# i cant tell if anyone is home



## Valley (Mar 12, 2013)

I know there is a door somewhere


----------



## hammerhead (Apr 26, 2012)

please verify if vegetation is causing damage to the home.


----------



## GTX63 (Apr 12, 2012)

Trim/cut down vines and remove for allowable.


----------



## Contractor Services (Apr 29, 2013)

Please return to property and spray for weed removal. We suggest using a dump helicopter. Trip charge $35.00:thumbsup:


----------



## Zuse (Nov 17, 2012)

Here is one we just did for 3200.00 flat fee,we thought it was going to be vary labor intensive,but it turned out it come off in large pieces,3hrs at best.


----------



## Valley (Mar 12, 2013)

That cleaned up real nice :thumbsup:


----------



## hammerhead (Apr 26, 2012)

sweet.


----------



## cover2 (Apr 3, 2013)

beautiful work


----------



## JDRM (Apr 16, 2012)

Not bad.......


----------



## Craigslist Hack (Jun 14, 2012)

Zuse said:


> Here is one we just did for 3200.00 flat fee,we thought it was going to be vary labor intensive,but it turned out it come off in large pieces,3hrs at best.

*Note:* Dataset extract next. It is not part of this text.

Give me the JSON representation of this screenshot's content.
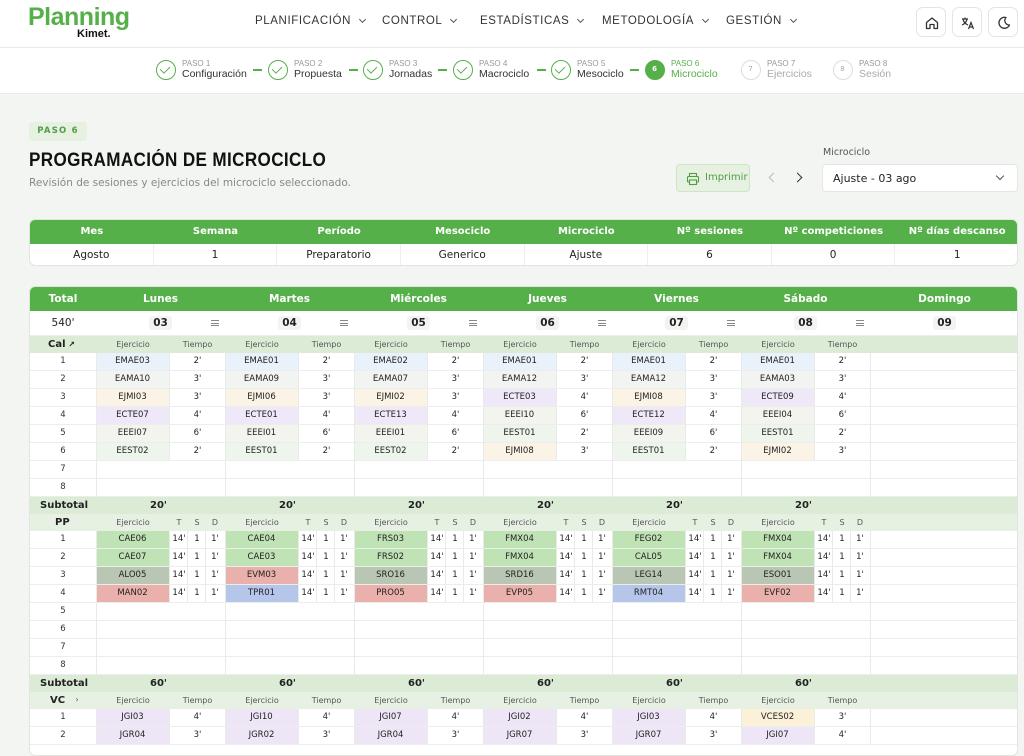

thats impressive! Give me a call sometime I have a story to tell you.


----------



## Zuse (Nov 17, 2012)

Craigslist Hack said:


> thats impressive! Give me a call sometime I have a story to tell you.


Sure will do.^

This was a WF job, when ever we do WF we go the extra mile.

My competitors went to the same job and bid too,but the never actually tried to rip apiece off of the vines to see how hard it was to remove ,which i did...thus my bid was lower. 

6 guys,3 chainsaw, and 2 push mowers... we mulched it up with the chainsaws so we could get push mowers on it and grind it up even further. Thru it on a 16x6 trailer with 4 ft high sides and dragged it home 90 miles with no tarp and leaves flying out all the way:icon_rolleyes: half of the ivy was gone by the time we made it to the office. 

"Glorious day" i must say,:thumbup: yep you gotta love living in the south.


----------